Defensio vocabulary - nevenjovanovic/modruski-temrezah GitHub Wiki

Defensio ecclesiasticae libertatis - a vocabulary analysis

A list of unique word forms

Create a list of unique word forms with the XQuery script defensio-create-word-list.xq. At the same time, normalise for capital letters and v / u, j / i.

The result is in vocabulary/defensio-word-list.txt.

LEMLAT results

Analyse with the XQuery script call-local-LEMLAT-defensio.xq.

The program analysed a list of unique forms (see above).

The analysis of 6,396 forms took 56 seconds.

No Worforms: 6396
No Unknown: 359
No Analysed: 6037

Analyse the unknown forms

After correcting a couple of incorrectly tokenized words, there are 15,019 tokens in the Defensio. Statistically insignificant, but philologically important.

The unknowns turn out to be:

Names
Uncertain readings from the source
Incorrectly tokenized words
Orthographic and morphological variants of lemmata in the LEMLAT base
Belonging to lemmata missing from the LEMLAT base

Process the results into unambiguous and ambiguous analyses

Use the TEI scheme elements.

Call the LEMLAT XML results file (after correcting the double quote in lemma atribute value) with the script LEMLAT-xml-into-TEI-fragment-defensio.xq.

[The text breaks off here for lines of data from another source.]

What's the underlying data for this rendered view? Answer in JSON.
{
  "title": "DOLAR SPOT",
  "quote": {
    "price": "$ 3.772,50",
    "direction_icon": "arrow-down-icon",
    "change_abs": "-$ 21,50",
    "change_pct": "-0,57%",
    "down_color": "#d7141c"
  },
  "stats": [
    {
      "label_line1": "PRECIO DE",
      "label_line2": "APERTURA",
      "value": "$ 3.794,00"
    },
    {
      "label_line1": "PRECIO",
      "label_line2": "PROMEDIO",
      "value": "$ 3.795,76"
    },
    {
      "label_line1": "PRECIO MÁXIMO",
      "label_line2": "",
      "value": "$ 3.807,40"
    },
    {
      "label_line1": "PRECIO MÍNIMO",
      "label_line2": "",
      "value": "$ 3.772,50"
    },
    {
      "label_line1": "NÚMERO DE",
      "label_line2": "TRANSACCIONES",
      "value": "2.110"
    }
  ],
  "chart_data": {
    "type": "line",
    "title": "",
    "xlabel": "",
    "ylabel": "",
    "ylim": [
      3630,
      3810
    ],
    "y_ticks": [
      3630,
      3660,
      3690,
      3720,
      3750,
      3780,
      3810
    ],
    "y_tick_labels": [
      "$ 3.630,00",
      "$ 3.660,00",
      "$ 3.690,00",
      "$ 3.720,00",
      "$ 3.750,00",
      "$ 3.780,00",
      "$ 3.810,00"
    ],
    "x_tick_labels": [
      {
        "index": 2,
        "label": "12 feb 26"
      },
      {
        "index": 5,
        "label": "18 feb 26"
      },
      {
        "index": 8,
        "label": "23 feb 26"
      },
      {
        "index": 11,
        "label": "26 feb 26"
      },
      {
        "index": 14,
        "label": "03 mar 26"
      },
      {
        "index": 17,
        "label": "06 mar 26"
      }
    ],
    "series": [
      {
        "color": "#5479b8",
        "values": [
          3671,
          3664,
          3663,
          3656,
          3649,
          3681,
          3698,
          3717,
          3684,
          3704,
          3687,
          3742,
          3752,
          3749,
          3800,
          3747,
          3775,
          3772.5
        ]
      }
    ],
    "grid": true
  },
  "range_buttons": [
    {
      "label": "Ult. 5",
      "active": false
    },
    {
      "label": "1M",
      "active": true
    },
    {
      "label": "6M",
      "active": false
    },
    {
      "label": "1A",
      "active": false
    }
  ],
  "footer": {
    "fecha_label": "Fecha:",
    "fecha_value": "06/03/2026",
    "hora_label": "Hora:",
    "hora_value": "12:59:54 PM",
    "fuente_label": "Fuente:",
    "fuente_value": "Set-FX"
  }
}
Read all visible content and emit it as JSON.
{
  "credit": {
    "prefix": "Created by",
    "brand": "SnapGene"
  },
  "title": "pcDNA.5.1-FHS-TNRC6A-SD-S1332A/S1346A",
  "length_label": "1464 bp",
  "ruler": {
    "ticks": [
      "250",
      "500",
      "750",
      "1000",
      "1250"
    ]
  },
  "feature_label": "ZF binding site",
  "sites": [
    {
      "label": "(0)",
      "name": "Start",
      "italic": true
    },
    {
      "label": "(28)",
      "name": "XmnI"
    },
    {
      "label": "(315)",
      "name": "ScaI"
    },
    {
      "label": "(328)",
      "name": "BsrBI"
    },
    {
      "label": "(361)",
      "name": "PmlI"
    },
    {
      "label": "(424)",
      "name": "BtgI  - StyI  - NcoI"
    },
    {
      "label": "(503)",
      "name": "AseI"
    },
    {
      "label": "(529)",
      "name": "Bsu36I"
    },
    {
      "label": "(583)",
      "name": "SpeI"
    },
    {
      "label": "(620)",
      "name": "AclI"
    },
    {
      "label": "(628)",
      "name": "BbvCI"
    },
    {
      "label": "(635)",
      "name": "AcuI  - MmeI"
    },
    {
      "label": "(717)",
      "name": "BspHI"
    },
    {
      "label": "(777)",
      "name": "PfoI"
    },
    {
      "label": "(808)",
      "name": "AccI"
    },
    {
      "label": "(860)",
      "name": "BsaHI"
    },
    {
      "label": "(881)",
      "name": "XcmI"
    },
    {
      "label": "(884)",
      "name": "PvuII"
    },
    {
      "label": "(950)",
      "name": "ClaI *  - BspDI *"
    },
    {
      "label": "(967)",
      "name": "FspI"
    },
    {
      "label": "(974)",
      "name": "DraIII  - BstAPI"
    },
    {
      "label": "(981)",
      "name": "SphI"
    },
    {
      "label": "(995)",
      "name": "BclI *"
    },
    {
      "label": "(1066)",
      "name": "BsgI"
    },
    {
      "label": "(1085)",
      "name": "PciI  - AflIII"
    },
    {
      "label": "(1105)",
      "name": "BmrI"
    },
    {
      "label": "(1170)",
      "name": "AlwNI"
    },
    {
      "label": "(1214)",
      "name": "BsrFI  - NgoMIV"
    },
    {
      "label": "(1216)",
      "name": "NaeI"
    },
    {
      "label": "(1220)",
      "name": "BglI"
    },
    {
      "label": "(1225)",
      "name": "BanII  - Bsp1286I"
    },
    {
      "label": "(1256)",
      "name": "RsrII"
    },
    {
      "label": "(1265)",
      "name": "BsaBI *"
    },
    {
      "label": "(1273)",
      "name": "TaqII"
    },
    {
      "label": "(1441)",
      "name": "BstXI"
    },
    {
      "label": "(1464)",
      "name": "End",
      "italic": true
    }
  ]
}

Unambiguous vs. ambiguous parses

Of 6037 analysed word forms, there are 2291 unambiguously analysed; 1033 forms with only derivationally ambiguous lemmata; 2713 with multiple candidates.

The unambiguous analyses can be connected with occurrences immediately. To achieve that we will use the @lemRef attribute and LEMLAT id_lemma unique identifier.

The derivationally ambiguous lemmata point to the same LEMLAT id_lemma (good design!) and they can be connected immediately too.

The remaining ambiguous analyses (as well as the 359 unknown forms) have to be inspected in context, and probabilities will be assigned -- in view of reusing them elsewhere.

Connect the unambiguous LEMLAT analyses with their occurrences in the Defensio

Create the def-lemlat db holding the defensio-LEMLAT-TEI-manual.xml file
Use the modr-def-texts and the def-lemlat dbs
Retrieve all unambiguous (and only derivationally ambiguous) forms and their @n atrribute values
For each form, find occurrences in the word-tokenized edition of the Defensio (what happens with -que? LEMLAT lemmatizes them dismissing the enclytic)
To each occurrence of the form, add the @lemmaRef attribute (holding the lemlat id from @n)

This leaves 9,165 occurrences unannotated (out of 15,012 tokens); 5,847 occurrences were connected with their LEMLAT lemma reference.

Because the "derived" analyses point to the same lemma, another thousand or so identifications was added, so that in the second pass 7,270 out of 15,012 tokens was annotated.

After some minor corrections, there are 15,019 tokens in the Defensio, of which 7,746 have no lemma annotations (yet).

Annotate the forms with ambiguous parses

Create a list of unannotated w elements
Count occurrences, add them to the list
Work first with forms with only one occurrence (the easier problem, less work)

Analyses annotated as multilem but really deriv

It turns out that a number of analyses lead to the same lemma through different interpGrp elements. After changing their @ana value to deriv, the number of unannotated w elements is down to 7,200.

Forms with multiple analyses, but only one occurrence

We start by reading the occurrence in context, and retrieving the LEMLAT set of analyses (in our TEI-transformed version). Done with the XQuery script retrieve-LEMLAT-and-occurrence.xq.

The @cert attribute of the appropriate analysis is then updated to "100", the others are set to zero. This is done with the XQuery replace-lemlat-analysis-with-certainties.xq. The script uses the transform with expression to change several values in a node at once. The updated node is then written back to the database, and the file is exported to the vocabulary directory.